歴史と現状
半導体の歴史
半導体は科学の発展における20世紀最大の発見といわれるほど重要なものです。半導体としての物質は昔から知られていましたが、それを応用して実用化するまでには時間がかかりました。半導体素子としての先駆けは、20世紀初頭にジョン・フレミングによって発見された整流子真空管です。半導体技術が大きく飛躍したきっかけは、1947年にベル研究所のメンバーによって発明されたトランジスタです。トランジスタは電子信号の制御を可能にする半導体デバイスであり、整流子真空管よりも小型なため、あらゆる電子機器の小型化や高性能化に貢献しました。
さらに、1960年にはIC(集積回路)が発明されます。多数のトランジスタと他の電子部品を小さなシリコンチップに統合することで、より高性能で高密度な電子回路の実装が可能になりました。その後も飛躍的に半導体技術は進化し、1970年代には1つのチップに数千から数万のトランジスタを収めることができるようになり、それをきっかけに高性能な通信機器やコンピューターが開発されました。1980年代には大規模集積回路が登場し、より高性能な電子機器の開発に貢献しています。
今や半導体はあらゆる分野で活用されています。社会全体がデジタル化かつ自動化したことで、効率性は急激に向上しました。このように、半導体の技術革新は凄まじいスピードで進んでおり、私たちの生活にも深く関わっています。
現状について
現状についてですが、半導体技術はもはや世界の産業の要となっています。スマートフォンや自動車、IoTデバイス、AI、クラウドコンピューティングなどあらゆる分野で使用されています。特に需要が高いのはモバイルデバイスやクラウドサービス、自動車などの分野です。世界市場における半導体出荷額は、2021年に過去最高額を記録しています。
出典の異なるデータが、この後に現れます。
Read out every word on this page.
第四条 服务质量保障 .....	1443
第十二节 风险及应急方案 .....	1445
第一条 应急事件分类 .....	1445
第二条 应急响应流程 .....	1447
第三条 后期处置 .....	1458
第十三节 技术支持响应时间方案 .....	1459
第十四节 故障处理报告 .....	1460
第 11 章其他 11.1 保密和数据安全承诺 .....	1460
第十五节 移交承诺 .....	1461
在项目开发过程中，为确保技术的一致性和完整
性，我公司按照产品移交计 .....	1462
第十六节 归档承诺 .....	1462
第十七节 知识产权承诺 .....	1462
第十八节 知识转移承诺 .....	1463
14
しかし、出荷額が増加している一方で、半導体自体は不足傾向にあります。その要因として挙げられるのが、半導体を必要とするデバイスが急激に増加している点です。加えて、コロナ禍の影響で半導体の製造に必要な部品を供給する工場の閉鎖が続き、世界的に半導体が不足しています。日本企業のみに焦点を絞った場合、世界シェア率は下降傾向にあります。米国市場調査会社のデータによると、2021年における半導体の売り上げについて、世界シェア率のトップはアメリカです。2位が韓国、3位が台湾で、それに続くのが日本です。このように、日本は半導体自体の世界シェア率は低いものの、関連する素材や装置においては高水準を保っています。また、半導体を扱える半導体エンジニアの需要も高まり続けています。